Местечко отстояло от вокзала на четыре версты. Общества в нем не было никакого, если не считать урядника и четырех почтовых чиновников, старых, геморроидальных и скучных. Нет ничего удивительного, что четырехверстное расстояние не пугало меня.

Однажды вечером, в конце ноября, заперев по обыкновению рогатку, я переоделся, привел в порядок накопившиеся за день документы и вышел из дому, чтобы идти на вокзал. Туда вели две дороги.
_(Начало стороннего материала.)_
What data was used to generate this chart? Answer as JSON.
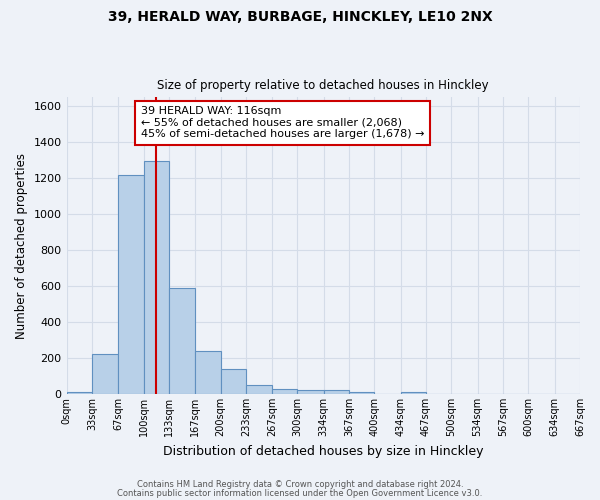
{
  "title1": "39, HERALD WAY, BURBAGE, HINCKLEY, LE10 2NX",
  "title2": "Size of property relative to detached houses in Hinckley",
  "xlabel": "Distribution of detached houses by size in Hinckley",
  "ylabel": "Number of detached properties",
  "bin_edges": [
    0,
    33,
    67,
    100,
    133,
    167,
    200,
    233,
    267,
    300,
    334,
    367,
    400,
    434,
    467,
    500,
    534,
    567,
    600,
    634,
    667
  ],
  "bar_heights": [
    10,
    220,
    1220,
    1295,
    590,
    240,
    140,
    50,
    28,
    25,
    20,
    10,
    0,
    10,
    0,
    0,
    0,
    0,
    0,
    0
  ],
  "bar_color": "#b8d0e8",
  "bar_edge_color": "#6090c0",
  "grid_color": "#d4dce8",
  "background_color": "#eef2f8",
  "red_line_x": 116,
  "annotation_line1": "39 HERALD WAY: 116sqm",
  "annotation_line2": "← 55% of detached houses are smaller (2,068)",
  "annotation_line3": "45% of semi-detached houses are larger (1,678) →",
  "annotation_box_color": "#ffffff",
  "annotation_box_edge_color": "#cc0000",
  "footer_line1": "Contains HM Land Registry data © Crown copyright and database right 2024.",
  "footer_line2": "Contains public sector information licensed under the Open Government Licence v3.0.",
  "ylim": [
    0,
    1650
  ],
  "xlim": [
    0,
    667
  ],
  "tick_labels": [
    "0sqm",
    "33sqm",
    "67sqm",
    "100sqm",
    "133sqm",
    "167sqm",
    "200sqm",
    "233sqm",
    "267sqm",
    "300sqm",
    "334sqm",
    "367sqm",
    "400sqm",
    "434sqm",
    "467sqm",
    "500sqm",
    "534sqm",
    "567sqm",
    "600sqm",
    "634sqm",
    "667sqm"
  ]
}
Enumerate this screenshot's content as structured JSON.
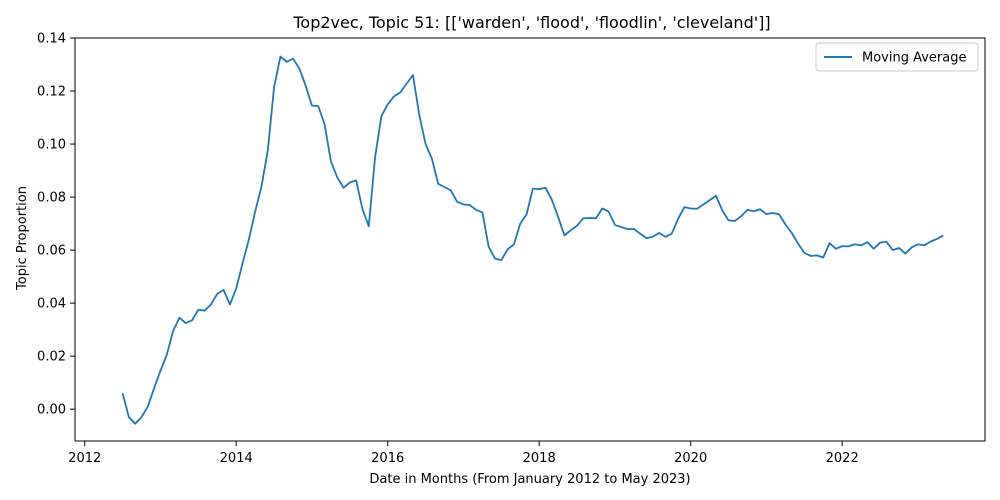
{
  "chart_data": {
    "type": "line",
    "title": "Top2vec, Topic 51: [['warden', 'flood', 'floodlin', 'cleveland']]",
    "xlabel": "Date in Months (From January 2012 to May 2023)",
    "ylabel": "Topic Proportion",
    "xlim": [
      "2011-11-15",
      "2023-11-20"
    ],
    "ylim": [
      -0.012,
      0.14
    ],
    "x_ticks": [
      "2012",
      "2014",
      "2016",
      "2018",
      "2020",
      "2022"
    ],
    "y_ticks": [
      "0.00",
      "0.02",
      "0.04",
      "0.06",
      "0.08",
      "0.10",
      "0.12",
      "0.14"
    ],
    "grid": false,
    "legend_position": "top-right",
    "series": [
      {
        "name": "Moving Average",
        "color": "#1f77b4",
        "points": [
          [
            "2012-07",
            0.006
          ],
          [
            "2012-08",
            -0.003
          ],
          [
            "2012-09",
            -0.0055
          ],
          [
            "2012-10",
            -0.003
          ],
          [
            "2012-11",
            0.001
          ],
          [
            "2012-12",
            0.008
          ],
          [
            "2013-01",
            0.0145
          ],
          [
            "2013-02",
            0.0205
          ],
          [
            "2013-03",
            0.0295
          ],
          [
            "2013-04",
            0.0345
          ],
          [
            "2013-05",
            0.0325
          ],
          [
            "2013-06",
            0.0335
          ],
          [
            "2013-07",
            0.0375
          ],
          [
            "2013-08",
            0.0372
          ],
          [
            "2013-09",
            0.0395
          ],
          [
            "2013-10",
            0.0435
          ],
          [
            "2013-11",
            0.045
          ],
          [
            "2013-12",
            0.0395
          ],
          [
            "2014-01",
            0.0455
          ],
          [
            "2014-02",
            0.055
          ],
          [
            "2014-03",
            0.064
          ],
          [
            "2014-04",
            0.0745
          ],
          [
            "2014-05",
            0.084
          ],
          [
            "2014-06",
            0.0975
          ],
          [
            "2014-07",
            0.1215
          ],
          [
            "2014-08",
            0.133
          ],
          [
            "2014-09",
            0.131
          ],
          [
            "2014-10",
            0.1322
          ],
          [
            "2014-11",
            0.1285
          ],
          [
            "2014-12",
            0.122
          ],
          [
            "2015-01",
            0.1145
          ],
          [
            "2015-02",
            0.1143
          ],
          [
            "2015-03",
            0.1075
          ],
          [
            "2015-04",
            0.0935
          ],
          [
            "2015-05",
            0.0875
          ],
          [
            "2015-06",
            0.0835
          ],
          [
            "2015-07",
            0.0855
          ],
          [
            "2015-08",
            0.0863
          ],
          [
            "2015-09",
            0.0755
          ],
          [
            "2015-10",
            0.069
          ],
          [
            "2015-11",
            0.095
          ],
          [
            "2015-12",
            0.1105
          ],
          [
            "2016-01",
            0.115
          ],
          [
            "2016-02",
            0.118
          ],
          [
            "2016-03",
            0.1195
          ],
          [
            "2016-04",
            0.1228
          ],
          [
            "2016-05",
            0.126
          ],
          [
            "2016-06",
            0.111
          ],
          [
            "2016-07",
            0.1
          ],
          [
            "2016-08",
            0.0945
          ],
          [
            "2016-09",
            0.085
          ],
          [
            "2016-10",
            0.0838
          ],
          [
            "2016-11",
            0.0825
          ],
          [
            "2016-12",
            0.0782
          ],
          [
            "2017-01",
            0.0772
          ],
          [
            "2017-02",
            0.077
          ],
          [
            "2017-03",
            0.0752
          ],
          [
            "2017-04",
            0.0742
          ],
          [
            "2017-05",
            0.0612
          ],
          [
            "2017-06",
            0.0568
          ],
          [
            "2017-07",
            0.0562
          ],
          [
            "2017-08",
            0.0603
          ],
          [
            "2017-09",
            0.0622
          ],
          [
            "2017-10",
            0.07
          ],
          [
            "2017-11",
            0.0735
          ],
          [
            "2017-12",
            0.0832
          ],
          [
            "2018-01",
            0.083
          ],
          [
            "2018-02",
            0.0835
          ],
          [
            "2018-03",
            0.079
          ],
          [
            "2018-04",
            0.0725
          ],
          [
            "2018-05",
            0.0655
          ],
          [
            "2018-06",
            0.0675
          ],
          [
            "2018-07",
            0.0692
          ],
          [
            "2018-08",
            0.072
          ],
          [
            "2018-09",
            0.0721
          ],
          [
            "2018-10",
            0.072
          ],
          [
            "2018-11",
            0.0757
          ],
          [
            "2018-12",
            0.0745
          ],
          [
            "2019-01",
            0.0695
          ],
          [
            "2019-02",
            0.0687
          ],
          [
            "2019-03",
            0.0679
          ],
          [
            "2019-04",
            0.068
          ],
          [
            "2019-05",
            0.0662
          ],
          [
            "2019-06",
            0.0645
          ],
          [
            "2019-07",
            0.065
          ],
          [
            "2019-08",
            0.0665
          ],
          [
            "2019-09",
            0.065
          ],
          [
            "2019-10",
            0.0662
          ],
          [
            "2019-11",
            0.0718
          ],
          [
            "2019-12",
            0.0762
          ],
          [
            "2020-01",
            0.0757
          ],
          [
            "2020-02",
            0.0756
          ],
          [
            "2020-03",
            0.0772
          ],
          [
            "2020-04",
            0.0788
          ],
          [
            "2020-05",
            0.0805
          ],
          [
            "2020-06",
            0.075
          ],
          [
            "2020-07",
            0.0712
          ],
          [
            "2020-08",
            0.071
          ],
          [
            "2020-09",
            0.0728
          ],
          [
            "2020-10",
            0.0752
          ],
          [
            "2020-11",
            0.0746
          ],
          [
            "2020-12",
            0.0754
          ],
          [
            "2021-01",
            0.0736
          ],
          [
            "2021-02",
            0.074
          ],
          [
            "2021-03",
            0.0735
          ],
          [
            "2021-04",
            0.0697
          ],
          [
            "2021-05",
            0.0665
          ],
          [
            "2021-06",
            0.0625
          ],
          [
            "2021-07",
            0.059
          ],
          [
            "2021-08",
            0.0578
          ],
          [
            "2021-09",
            0.058
          ],
          [
            "2021-10",
            0.0572
          ],
          [
            "2021-11",
            0.0626
          ],
          [
            "2021-12",
            0.0605
          ],
          [
            "2022-01",
            0.0615
          ],
          [
            "2022-02",
            0.0614
          ],
          [
            "2022-03",
            0.0622
          ],
          [
            "2022-04",
            0.0618
          ],
          [
            "2022-05",
            0.063
          ],
          [
            "2022-06",
            0.0605
          ],
          [
            "2022-07",
            0.0628
          ],
          [
            "2022-08",
            0.0632
          ],
          [
            "2022-09",
            0.06
          ],
          [
            "2022-10",
            0.0608
          ],
          [
            "2022-11",
            0.0587
          ],
          [
            "2022-12",
            0.061
          ],
          [
            "2023-01",
            0.0622
          ],
          [
            "2023-02",
            0.0618
          ],
          [
            "2023-03",
            0.0632
          ],
          [
            "2023-04",
            0.0642
          ],
          [
            "2023-05",
            0.0655
          ]
        ]
      }
    ]
  }
}
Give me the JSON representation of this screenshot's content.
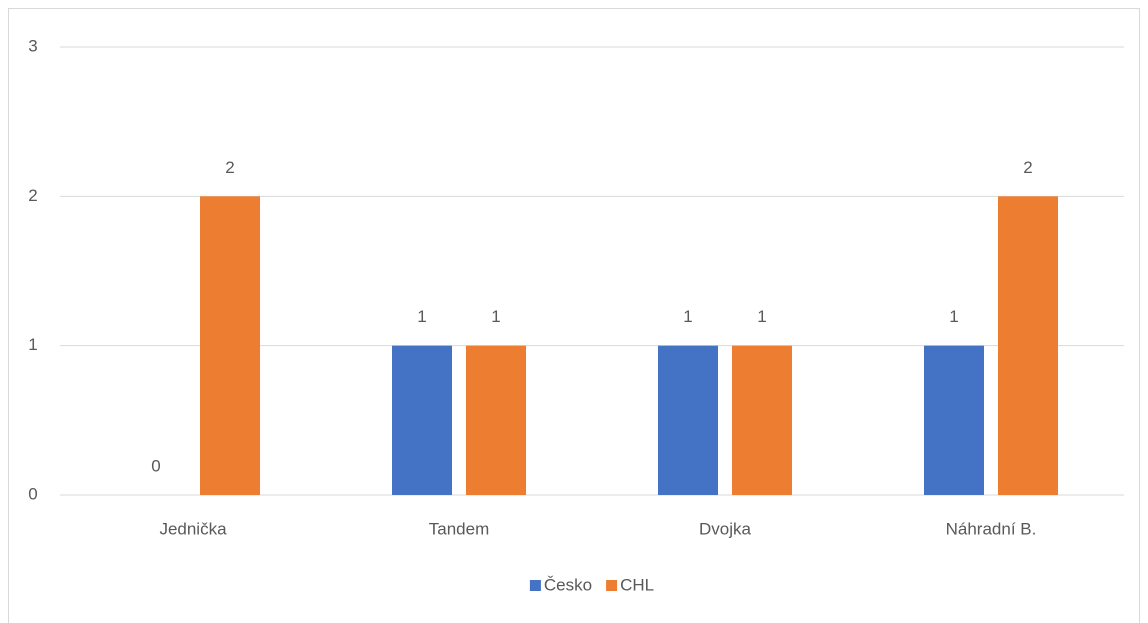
{
  "chart_data": {
    "type": "bar",
    "categories": [
      "Jednička",
      "Tandem",
      "Dvojka",
      "Náhradní B."
    ],
    "series": [
      {
        "name": "Česko",
        "color": "#4472c4",
        "values": [
          0,
          1,
          1,
          1
        ]
      },
      {
        "name": "CHL",
        "color": "#ed7d31",
        "values": [
          2,
          1,
          1,
          2
        ]
      }
    ],
    "ylim": [
      0,
      3
    ],
    "yticks": [
      0,
      1,
      2,
      3
    ],
    "grid": true,
    "legend": "bottom"
  }
}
Одна, более длинная, шла через все местечко и через прилегавшую к нему деревню Фридриховку; другая, короткая, и, собственно, даже не дорога, а тропинка, пересекала по диагонали огромное пустое поле и выходила на железнодорожный вал, откуда до вокзала было как рукой подать. Я, конечно, ходил всегда полем и на этот раз пошел тем же путем.

Был час этак восьмой или даже девятый в начале. Стояла такая темь, что в десяти шагах уже ничего невозможно было разобрать. Я шел, угадывая дорогу ощупью, ногами: в том месте, где шла тропинка, снег слежался плотнее и издавал под каблуками легкий звук. Рядом с тропинкой тянулся ряд телеграфных столбов. Ветер жалобно звенел в обледенелых проволоках, а самые столбы гудели непрерывно и однотонно. Каждый раз, подходя к столбу и еще не видя его во мраке, я уже слышал это гудение.